3. In February 13, 1979, the Commissioner published a revised version of a proposed procedure which will allow the IRS to revoke the tax-exempt status of private church schools for failure to maintain a racial balance which satisfies the ideals of the Commissioner. This notwithstanding the fact that the school may have a publicly announced and advertised nondiscriminatory racial policy with minority students enrolled and minorities serving as board and faculty members.

4. The Charitable Contribution Disclosure Act which has already been reintroduced in the 96th Congress as H.R. 825. This would open church records to government inspection at the whim of those charged” with the enforcement of the Act.
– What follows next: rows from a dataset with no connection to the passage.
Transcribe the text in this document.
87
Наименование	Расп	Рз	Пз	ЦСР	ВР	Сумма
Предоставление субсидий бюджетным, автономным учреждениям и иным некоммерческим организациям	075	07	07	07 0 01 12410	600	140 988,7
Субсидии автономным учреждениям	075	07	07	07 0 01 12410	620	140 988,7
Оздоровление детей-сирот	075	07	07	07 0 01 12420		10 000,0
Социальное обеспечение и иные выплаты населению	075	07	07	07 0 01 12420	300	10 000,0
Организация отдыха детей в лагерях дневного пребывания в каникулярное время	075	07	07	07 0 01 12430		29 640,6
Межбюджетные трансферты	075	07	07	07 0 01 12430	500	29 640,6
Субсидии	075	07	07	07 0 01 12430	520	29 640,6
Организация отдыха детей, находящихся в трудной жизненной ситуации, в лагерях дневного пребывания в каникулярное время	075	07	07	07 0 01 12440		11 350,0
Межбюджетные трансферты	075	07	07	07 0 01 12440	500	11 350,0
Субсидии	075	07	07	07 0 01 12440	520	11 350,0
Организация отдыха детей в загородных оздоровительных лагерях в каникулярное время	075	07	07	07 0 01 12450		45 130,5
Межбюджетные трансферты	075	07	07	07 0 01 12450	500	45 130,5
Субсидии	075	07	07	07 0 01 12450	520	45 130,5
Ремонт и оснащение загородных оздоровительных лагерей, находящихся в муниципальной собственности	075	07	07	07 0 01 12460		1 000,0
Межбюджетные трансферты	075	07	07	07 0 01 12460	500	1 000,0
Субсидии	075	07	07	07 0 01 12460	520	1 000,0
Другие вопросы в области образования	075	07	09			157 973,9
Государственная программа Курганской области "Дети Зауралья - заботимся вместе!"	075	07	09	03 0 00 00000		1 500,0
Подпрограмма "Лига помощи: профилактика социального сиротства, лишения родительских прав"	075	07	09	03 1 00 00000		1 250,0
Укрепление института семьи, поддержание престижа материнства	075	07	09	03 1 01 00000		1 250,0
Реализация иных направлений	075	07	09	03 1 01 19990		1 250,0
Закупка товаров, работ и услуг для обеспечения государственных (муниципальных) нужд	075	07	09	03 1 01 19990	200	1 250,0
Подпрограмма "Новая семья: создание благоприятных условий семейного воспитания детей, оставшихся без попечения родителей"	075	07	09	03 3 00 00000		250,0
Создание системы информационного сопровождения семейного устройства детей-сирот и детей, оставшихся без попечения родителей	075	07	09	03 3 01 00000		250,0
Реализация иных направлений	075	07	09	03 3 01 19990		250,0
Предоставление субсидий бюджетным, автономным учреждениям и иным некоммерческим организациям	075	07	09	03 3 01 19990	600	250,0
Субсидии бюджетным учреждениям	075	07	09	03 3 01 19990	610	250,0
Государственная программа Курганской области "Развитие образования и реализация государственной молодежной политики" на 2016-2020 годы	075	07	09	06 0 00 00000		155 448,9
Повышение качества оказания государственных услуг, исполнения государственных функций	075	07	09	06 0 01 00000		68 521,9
In addition to these disturbing infringements upon the religious freedom of our churches and church-related activities by IRS, the last two Congresses have attempted to enact at least two pieces of legislation that would seriously erode the freedom of religious rights guaranteed by the First Amendment. These are:

5. The Lobby Disclosure Act which is also pending in the 96th Congress as H.R. 81 and H.R. 1979. This would make it virtually impossible for church groups to contact their legislators or influence public policy without assuming an excessive administrative burden and register as a lobbyist.

The National Association of Evangelicals is alarmed by these developments which jeopardize our religious freedom. The power to tax is the power to destroy, and there is usually no practical relief from a bad IRS ruling or regulation. As Justice B1ackmun has indicated, because of the time consuming delays and insurmountable costs in any endeavor to effectuate corrective action, the cure in most cases is worse than the disease.

Therefore, the NAE calls upon each member of Congress to carefully consider the adverse impact that the Charitable Contribution Disclosure Act and the Lobby Disclosure Act would have upon all philanthropic organizations and churches in particular. We also call again upon evangelical organizations to adopt principles and practices of self-regulation as assurance against the abuses which have prompted the Charitable Contribution Disclosure Act and the Lobby Disclosure Act. We further request Congress to enact legislation that will clearly stipulate the limits of power which the Commissioner of IRS may use against tax-exempt groups in the enforcement of social policy as distinct from the collection of taxes.